The lie is that changing content is the hard part. It isn’t. The hard part is knowing what to change, when to change it, and how to change it without breaking seventeen things you didn’t know were connected. The hard part is understanding information architecture, maintaining SEO structure, preserving brand consistency, and recognising that your homepage doesn’t exist in isolation – it’s connected to every other page through invisible threads of code, links, and search engine logic.
But developers don’t sell expertise in system thinking. They sell independence. Because independence is what you want to hear.
And beneath the pitch is something even more seductive: validation. The suggestion that you’re sophisticated enough to manage your own digital presence. Of course you are. You built a business from scratch. You manage employees, vendors, customers, finances. A website? That’s nothing.
Except it’s not nothing. It’s a specialised skill set, and treating it like nothing is how you end up with a broken contact form you don’t notice for two months.

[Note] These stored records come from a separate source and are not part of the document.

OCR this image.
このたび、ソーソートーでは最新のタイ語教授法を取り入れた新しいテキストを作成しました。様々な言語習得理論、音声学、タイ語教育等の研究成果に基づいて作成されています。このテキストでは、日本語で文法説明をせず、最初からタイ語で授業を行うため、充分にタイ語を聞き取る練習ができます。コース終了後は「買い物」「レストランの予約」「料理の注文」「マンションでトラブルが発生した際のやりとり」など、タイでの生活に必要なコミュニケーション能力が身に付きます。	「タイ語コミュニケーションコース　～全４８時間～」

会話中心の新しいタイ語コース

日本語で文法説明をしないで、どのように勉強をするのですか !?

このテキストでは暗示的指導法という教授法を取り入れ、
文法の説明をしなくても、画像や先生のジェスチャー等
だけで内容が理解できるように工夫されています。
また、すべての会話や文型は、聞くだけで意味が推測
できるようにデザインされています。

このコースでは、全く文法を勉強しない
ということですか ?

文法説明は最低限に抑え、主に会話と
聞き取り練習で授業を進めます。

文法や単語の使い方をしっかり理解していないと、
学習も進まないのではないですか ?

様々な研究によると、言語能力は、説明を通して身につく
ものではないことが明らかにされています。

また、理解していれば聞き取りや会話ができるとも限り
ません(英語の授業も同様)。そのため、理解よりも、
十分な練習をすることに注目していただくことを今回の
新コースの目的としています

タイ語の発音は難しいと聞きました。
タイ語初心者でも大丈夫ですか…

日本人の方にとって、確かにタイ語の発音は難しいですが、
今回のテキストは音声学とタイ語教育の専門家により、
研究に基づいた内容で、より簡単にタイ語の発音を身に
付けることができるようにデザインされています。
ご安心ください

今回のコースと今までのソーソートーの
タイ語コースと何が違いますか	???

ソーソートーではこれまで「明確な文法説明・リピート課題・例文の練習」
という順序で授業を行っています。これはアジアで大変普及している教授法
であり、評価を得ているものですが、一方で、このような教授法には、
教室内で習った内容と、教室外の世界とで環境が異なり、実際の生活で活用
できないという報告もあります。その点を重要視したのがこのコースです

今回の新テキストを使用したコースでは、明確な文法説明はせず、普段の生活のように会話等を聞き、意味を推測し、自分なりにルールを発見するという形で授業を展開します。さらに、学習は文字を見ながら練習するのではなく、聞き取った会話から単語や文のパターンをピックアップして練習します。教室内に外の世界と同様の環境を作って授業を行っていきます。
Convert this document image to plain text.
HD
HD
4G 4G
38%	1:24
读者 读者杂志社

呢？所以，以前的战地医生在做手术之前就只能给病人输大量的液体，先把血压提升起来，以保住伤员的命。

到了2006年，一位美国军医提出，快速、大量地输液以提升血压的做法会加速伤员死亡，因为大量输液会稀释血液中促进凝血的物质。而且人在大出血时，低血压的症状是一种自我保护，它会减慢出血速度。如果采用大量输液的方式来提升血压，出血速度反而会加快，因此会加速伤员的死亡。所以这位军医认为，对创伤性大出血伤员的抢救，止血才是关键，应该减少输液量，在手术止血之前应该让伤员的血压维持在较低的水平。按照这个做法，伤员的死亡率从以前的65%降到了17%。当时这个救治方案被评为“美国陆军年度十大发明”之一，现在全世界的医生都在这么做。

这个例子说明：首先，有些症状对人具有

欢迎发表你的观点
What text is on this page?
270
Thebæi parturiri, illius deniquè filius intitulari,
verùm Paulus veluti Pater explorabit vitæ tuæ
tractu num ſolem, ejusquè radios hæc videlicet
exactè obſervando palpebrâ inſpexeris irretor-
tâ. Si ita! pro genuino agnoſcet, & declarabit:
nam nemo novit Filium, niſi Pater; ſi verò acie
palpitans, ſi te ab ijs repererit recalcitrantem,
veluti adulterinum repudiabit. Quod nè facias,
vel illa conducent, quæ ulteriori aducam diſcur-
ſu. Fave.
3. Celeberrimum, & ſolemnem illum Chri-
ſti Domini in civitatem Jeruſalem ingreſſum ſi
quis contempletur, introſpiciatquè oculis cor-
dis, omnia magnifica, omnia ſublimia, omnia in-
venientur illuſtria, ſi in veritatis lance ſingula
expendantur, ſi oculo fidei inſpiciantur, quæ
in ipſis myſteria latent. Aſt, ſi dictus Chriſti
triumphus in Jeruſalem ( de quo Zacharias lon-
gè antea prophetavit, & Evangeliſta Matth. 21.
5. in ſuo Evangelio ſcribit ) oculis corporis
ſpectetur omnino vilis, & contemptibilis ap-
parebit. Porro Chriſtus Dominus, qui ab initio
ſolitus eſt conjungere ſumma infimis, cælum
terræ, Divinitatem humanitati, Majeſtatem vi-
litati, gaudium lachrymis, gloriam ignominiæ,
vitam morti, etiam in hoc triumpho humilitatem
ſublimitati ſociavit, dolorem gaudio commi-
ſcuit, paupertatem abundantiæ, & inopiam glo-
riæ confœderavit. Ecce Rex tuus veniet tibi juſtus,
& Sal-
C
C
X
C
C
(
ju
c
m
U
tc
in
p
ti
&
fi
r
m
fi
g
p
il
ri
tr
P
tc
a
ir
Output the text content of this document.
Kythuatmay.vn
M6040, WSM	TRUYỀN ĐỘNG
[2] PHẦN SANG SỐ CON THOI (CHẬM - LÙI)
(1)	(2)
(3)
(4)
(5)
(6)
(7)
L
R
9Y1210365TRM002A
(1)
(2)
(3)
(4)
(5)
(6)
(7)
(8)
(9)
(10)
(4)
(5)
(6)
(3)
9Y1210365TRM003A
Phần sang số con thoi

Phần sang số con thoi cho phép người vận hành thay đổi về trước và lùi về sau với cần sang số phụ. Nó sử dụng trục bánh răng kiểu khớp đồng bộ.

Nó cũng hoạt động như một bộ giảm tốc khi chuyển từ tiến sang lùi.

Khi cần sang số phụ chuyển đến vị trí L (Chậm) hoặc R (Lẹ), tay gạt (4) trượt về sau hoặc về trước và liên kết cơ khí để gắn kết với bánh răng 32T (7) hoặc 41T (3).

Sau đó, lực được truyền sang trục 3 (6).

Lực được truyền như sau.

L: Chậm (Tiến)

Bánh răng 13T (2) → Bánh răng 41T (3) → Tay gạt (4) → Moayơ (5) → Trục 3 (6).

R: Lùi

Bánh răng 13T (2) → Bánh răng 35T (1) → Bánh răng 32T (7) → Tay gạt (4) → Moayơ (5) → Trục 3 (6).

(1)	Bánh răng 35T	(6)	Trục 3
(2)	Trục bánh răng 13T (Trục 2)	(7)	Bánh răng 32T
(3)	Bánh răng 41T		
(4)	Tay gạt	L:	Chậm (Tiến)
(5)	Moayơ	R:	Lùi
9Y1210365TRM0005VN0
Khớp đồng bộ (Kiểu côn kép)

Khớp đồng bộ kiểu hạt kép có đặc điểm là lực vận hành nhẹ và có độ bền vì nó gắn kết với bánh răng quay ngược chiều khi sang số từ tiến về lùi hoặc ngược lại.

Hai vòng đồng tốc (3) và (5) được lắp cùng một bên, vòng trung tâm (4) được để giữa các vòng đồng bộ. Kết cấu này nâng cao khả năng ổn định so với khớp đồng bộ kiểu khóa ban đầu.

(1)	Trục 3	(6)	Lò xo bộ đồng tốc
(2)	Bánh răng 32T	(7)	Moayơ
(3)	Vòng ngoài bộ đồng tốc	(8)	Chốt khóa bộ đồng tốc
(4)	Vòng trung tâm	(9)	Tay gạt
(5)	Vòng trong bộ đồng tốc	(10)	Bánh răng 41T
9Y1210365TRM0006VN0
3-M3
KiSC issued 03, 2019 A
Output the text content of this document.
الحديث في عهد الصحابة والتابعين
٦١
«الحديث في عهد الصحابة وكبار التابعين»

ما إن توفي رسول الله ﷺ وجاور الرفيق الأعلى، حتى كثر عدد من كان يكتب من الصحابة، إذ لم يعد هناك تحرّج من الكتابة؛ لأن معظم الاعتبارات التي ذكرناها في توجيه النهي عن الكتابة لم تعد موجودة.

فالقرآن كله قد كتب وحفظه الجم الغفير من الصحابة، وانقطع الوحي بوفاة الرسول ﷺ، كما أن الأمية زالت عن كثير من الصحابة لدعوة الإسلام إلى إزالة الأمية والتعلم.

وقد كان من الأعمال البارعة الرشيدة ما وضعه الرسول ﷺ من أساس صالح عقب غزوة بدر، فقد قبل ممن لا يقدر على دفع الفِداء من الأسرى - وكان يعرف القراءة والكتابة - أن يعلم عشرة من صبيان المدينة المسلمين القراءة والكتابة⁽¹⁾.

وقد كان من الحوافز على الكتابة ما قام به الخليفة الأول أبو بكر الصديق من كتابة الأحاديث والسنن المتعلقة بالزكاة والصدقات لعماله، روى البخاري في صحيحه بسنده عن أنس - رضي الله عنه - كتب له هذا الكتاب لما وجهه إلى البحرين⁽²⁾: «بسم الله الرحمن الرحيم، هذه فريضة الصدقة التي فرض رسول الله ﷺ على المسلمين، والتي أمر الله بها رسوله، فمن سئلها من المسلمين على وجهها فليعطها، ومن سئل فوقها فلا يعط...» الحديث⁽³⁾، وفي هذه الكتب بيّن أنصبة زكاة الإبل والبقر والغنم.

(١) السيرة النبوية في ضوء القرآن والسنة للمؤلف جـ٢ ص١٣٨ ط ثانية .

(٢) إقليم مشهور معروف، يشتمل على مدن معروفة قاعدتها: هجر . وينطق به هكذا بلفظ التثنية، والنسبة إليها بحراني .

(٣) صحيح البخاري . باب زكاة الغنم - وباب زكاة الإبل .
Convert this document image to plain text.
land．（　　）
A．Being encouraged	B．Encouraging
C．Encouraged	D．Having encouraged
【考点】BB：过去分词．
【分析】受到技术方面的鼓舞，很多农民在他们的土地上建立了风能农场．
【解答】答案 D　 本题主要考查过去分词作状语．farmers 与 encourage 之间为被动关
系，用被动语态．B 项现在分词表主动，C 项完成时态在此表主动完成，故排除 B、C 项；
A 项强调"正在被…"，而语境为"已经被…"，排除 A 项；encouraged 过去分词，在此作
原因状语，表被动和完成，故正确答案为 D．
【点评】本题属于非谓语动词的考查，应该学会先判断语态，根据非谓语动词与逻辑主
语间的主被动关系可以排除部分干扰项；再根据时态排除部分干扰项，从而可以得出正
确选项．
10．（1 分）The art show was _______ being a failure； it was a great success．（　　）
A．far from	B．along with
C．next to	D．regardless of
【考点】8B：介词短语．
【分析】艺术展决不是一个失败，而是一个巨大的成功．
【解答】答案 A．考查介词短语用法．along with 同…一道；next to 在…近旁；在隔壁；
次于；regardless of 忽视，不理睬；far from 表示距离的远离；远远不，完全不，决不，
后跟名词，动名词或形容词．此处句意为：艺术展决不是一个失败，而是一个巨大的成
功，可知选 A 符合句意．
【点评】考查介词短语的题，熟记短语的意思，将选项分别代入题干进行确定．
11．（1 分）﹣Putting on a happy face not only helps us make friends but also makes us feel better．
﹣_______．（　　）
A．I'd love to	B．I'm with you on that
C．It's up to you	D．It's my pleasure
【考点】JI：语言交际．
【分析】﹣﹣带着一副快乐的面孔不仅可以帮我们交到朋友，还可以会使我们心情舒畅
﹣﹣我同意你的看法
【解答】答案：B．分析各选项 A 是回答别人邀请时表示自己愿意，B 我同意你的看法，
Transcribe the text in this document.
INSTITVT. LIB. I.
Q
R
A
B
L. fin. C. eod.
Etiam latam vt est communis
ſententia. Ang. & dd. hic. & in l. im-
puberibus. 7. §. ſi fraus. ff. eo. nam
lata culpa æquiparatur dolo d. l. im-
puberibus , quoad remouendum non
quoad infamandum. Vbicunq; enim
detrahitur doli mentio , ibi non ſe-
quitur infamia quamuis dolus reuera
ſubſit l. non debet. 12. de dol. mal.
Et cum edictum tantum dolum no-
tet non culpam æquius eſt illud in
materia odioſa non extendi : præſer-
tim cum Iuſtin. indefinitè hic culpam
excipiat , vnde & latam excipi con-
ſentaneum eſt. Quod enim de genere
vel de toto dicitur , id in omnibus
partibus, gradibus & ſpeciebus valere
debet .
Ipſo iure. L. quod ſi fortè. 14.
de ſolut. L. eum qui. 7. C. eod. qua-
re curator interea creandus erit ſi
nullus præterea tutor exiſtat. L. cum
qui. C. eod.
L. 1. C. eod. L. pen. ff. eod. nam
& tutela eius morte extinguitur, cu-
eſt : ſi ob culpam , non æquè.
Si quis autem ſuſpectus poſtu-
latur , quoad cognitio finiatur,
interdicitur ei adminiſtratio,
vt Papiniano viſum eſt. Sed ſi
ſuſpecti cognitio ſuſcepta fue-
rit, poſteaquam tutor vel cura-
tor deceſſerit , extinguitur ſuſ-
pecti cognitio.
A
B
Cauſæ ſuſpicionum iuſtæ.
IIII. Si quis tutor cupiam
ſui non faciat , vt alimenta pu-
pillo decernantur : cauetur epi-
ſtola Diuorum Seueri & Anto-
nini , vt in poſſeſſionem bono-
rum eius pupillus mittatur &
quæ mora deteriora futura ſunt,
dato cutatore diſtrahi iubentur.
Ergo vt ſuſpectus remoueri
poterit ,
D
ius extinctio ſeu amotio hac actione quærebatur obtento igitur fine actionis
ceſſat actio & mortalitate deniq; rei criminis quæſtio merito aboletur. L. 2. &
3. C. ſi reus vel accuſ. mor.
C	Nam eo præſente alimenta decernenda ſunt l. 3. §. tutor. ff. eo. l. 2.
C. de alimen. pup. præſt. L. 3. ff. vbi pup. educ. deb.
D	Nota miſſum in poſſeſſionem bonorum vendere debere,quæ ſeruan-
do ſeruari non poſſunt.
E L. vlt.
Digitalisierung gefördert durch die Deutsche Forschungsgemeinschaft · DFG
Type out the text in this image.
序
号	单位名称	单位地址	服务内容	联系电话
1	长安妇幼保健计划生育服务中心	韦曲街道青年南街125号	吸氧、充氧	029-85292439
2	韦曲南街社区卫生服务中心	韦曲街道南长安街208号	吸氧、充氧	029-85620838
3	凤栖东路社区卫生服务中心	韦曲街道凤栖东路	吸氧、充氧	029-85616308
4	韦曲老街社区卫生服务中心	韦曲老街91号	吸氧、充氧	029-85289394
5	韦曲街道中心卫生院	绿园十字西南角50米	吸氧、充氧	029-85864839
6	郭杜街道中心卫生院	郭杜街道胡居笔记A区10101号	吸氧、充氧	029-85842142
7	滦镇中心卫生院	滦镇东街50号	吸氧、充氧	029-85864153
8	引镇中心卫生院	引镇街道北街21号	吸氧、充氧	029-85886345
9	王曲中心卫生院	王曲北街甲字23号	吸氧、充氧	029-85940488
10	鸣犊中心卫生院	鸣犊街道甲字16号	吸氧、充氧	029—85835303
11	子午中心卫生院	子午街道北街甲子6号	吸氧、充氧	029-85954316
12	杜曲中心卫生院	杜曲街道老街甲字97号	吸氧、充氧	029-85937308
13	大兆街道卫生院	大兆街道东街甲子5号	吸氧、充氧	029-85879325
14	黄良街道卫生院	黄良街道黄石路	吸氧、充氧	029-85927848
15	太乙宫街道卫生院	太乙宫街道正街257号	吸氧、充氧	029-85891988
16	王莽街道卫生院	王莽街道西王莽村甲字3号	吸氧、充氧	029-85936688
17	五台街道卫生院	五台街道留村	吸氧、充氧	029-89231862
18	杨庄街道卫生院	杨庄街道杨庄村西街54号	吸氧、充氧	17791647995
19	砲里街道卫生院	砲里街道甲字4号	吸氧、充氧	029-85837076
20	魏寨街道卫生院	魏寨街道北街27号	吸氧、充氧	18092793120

But here’s why the lie works: it feels good in the moment. You sign off on the website launch. The developer hands you the login. You feel autonomous. You feel modern. You feel like you’ve eliminated a dependency. The failure happens slowly, invisibly, months later. By then, you don’t connect it back to this decision. You just think: I need to update the website more often. You blame yourself for not making time, not the decision that set you up to fail.
The most successful businesses aren’t run by people who can do everything themselves. They’re run by people who know exactly which things they shouldn’t do themselves. But nobody wants to hear that they shouldn’t manage their own website. It feels like admitting weakness.
So we keep buying the lie. Independence. Control. Empowerment. And we keep getting the same result: websites that slowly decay while we’re too busy running the actual business to notice.
The Dictator Solution
One person controls the website. That’s it. Full stop.
Not a committee. Not a rotation. Not whoever has time this week. One specific human being who owns it, understands it, and is accountable when something breaks.
Everyone else sends requests. They wait. They don’t get instant gratification. They don’t get to “just quickly fix this one thing.”
This sounds like a bottleneck. It is. Bottlenecks in manufacturing are inefficient. Bottlenecks in quality control are essential. Your website is quality control for your brand.

Here’s what happens with single-point control: consistency. Every page sounds like the same company. Every update maintains the same visual standards. Every change gets checked before going live. Nothing contradicts anything else. The site has an owner who notices when something breaks because it’s their job to notice.
Will updates take longer? Yes. You’ll wait 24-48 hours instead of doing it “right now.” And in exchange, your website will never have three different phone numbers listed. It will never have conflicting information about your services. It will never have a half-finished page that went live by accident. It will never break silently while no one’s watching.
Apple has 161,000 employees and famously strict brand guidelines. One voice. One approval process. Mailchimp has hundreds of employees and one comprehensive content style guide. Even at massive scale, successful brands understand: the more people who can change your public face, the less recognisable that face becomes.
You’re not Apple. You’re not Mailchimp. But the principle scales down perfectly to a small business operation. Probably better, actually, because at your size you can’t absorb the cost of brand inconsistency the way they can.
The businesses winning online aren’t the ones with the most sophisticated CMS setups or the most distributed access. They’re the ones who understand that a website isn’t a wiki. It’s not a shared document. It’s your digital storefront.
And you wouldn’t let everyone rearrange the physical storefront whenever they felt like it. Why would your website be any different?
Give one person the keys. Make it their job. Everyone else can wait their turn. The speed you lose will be nothing compared to the consistency you gain.